4Q18 core earnings grew 11.4% yoy to RM70.8m despite lower revenues. We believe this was due to increased sales of high-margin products which also includes the LED-laser headlamp business (started production in Oct 2018). Overall, this led to EBITDA margin expanding by 14.5ppts to 46.7%.
On qoq basis, 4Q18 core earnings fell 1.4% in tandem with the 6.2% drop in revenue. This was mainly due to weaker sales from South East Asia market (c.95% of sales) which was down by 5.9%.
2018 core earnings surged 48% amidst combination of a low base in 2017 and a strong performance in 2H18. The strong 2H18 performance was aided by the higher net opex incurred in 1H18 possibly due to timing of expenses; 2H18 EBITDA doubled over 1H18. Overall, 2018 core earnings were ahead of our estimates at 112% despite revenue being broadly inline.

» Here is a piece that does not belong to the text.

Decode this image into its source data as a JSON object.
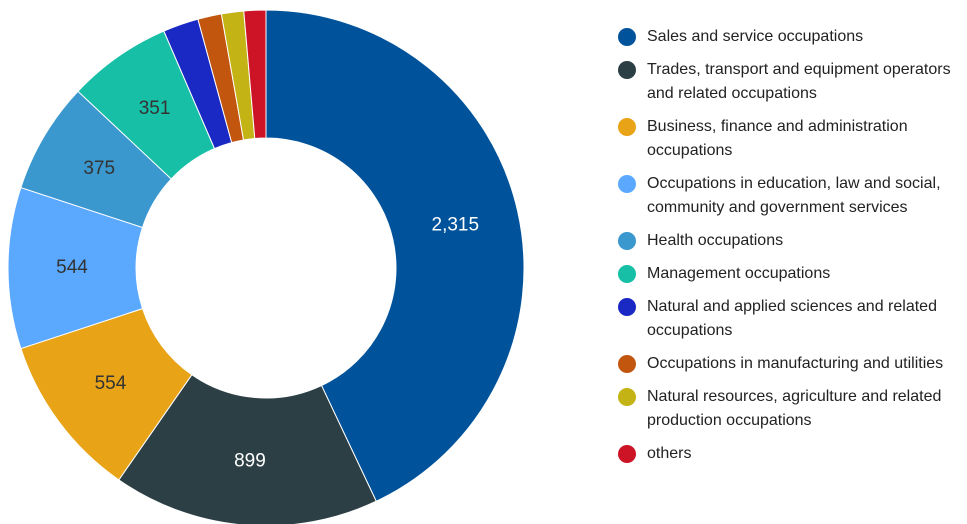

We maintain our SELL call on the stock at a RM1.55 TP (WACC: 8%, g: 3%) which implies FY19/20F PE of 22x/21x. Despite a strong showing in 2H18, we remain negative on the outlook of the sensors business given its huge exposure to non-android smartphones which have been forecasted to see weaker sales in 2019. While we see some potential upside to earnings from its high margin product (LED-laser headlamp), contribution remains fairly limited at this juncture.